Roles of changes in active glutamine transport in brain edema development during hepatic encephalopathy: an emerging concept.

Excessive glutamine (Gln) synthesis in ammonia-overloaded astrocytes contributes to astrocytic swelling and brain edema, the major complication of hepatic encephalopathy (HE). Much of the newly formed Gln is believed to enter mitochondria, where it is recycled to ammonia, which causes mitochondrial dysfunction (a "Trojan horse" mode of action). A portion of Gln may increase osmotic pressure in astrocytes and the interstitial space, directly and independently contributing to brain tissue swelling. Here we discuss the possibility that altered functioning of Gln transport proteins located in the cellular or mitochondrial membranes, modulates the effects of increased Gln synthesis. Accumulation of excess Gln in mitochondria involves a carrier-mediated transport which is activated by ammonia. Studies on the expression of the cell membrane N-system transporters SN1 (SNAT3) and SN2 (SNAT5), which mediate Gln efflux from astrocytes rendered HE model-dependent effects. HE lowered the expression of SN1 at the RNA and protein level in the cerebral cortex (cc) in the thioacetamide (TAA) model of HE and the effect paralleled induction of cerebral cortical edema. Neither SN1 nor SN2 expression was affected by simple hyperammonemia, which produces no cc edema.

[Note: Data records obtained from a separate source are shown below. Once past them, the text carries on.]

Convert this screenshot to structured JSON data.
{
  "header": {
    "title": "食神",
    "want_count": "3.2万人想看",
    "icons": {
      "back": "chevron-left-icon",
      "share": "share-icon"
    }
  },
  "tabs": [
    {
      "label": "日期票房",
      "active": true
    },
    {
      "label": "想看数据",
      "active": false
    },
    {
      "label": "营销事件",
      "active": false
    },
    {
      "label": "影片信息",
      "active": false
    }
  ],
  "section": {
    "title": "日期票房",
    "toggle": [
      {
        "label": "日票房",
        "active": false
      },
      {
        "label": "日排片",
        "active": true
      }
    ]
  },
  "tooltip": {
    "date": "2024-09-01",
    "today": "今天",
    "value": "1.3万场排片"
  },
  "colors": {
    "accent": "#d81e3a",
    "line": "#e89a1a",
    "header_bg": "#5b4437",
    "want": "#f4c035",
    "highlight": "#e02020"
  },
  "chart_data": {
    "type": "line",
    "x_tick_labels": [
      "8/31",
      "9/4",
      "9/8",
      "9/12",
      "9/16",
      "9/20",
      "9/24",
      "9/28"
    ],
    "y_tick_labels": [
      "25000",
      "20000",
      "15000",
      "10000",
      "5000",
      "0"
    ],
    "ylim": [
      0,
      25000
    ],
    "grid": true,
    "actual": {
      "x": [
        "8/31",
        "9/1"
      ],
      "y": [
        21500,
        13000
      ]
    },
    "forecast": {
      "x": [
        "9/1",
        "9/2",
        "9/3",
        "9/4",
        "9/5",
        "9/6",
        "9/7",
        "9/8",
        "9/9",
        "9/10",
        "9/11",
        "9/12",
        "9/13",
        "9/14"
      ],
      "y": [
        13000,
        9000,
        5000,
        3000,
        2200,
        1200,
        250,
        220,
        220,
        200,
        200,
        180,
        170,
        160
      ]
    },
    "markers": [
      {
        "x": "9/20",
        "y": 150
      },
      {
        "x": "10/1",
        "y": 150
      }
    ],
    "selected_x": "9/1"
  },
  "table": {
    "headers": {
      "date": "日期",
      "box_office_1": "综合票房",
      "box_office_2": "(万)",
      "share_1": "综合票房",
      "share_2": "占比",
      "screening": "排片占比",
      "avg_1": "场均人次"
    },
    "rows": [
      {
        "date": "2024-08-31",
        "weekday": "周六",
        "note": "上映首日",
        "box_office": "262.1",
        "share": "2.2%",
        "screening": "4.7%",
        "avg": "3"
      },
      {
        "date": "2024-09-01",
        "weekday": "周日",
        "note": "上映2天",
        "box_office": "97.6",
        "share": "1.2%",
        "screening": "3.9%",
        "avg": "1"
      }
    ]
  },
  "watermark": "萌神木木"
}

TAA-induced HE is also associated with decreased expression of mRNA coding for the system A carriers SAT1 and SAT2, which stimulate Gln influx to neurons. Taken together, changes in the expression of Gln transporters during HE appear to favor retention of Gln in astrocytes and/or the interstitial space of the brain. HE may also affect arginine (Arg)/Gln exchange across the astrocytic cell membrane due to changes in the expression of the hybrid Arg/Gln transporter y(+)LAT2. Gln export from brain across the blood-brain barrier may be stimulated by HE via its increased exchange with peripheral tryptophan.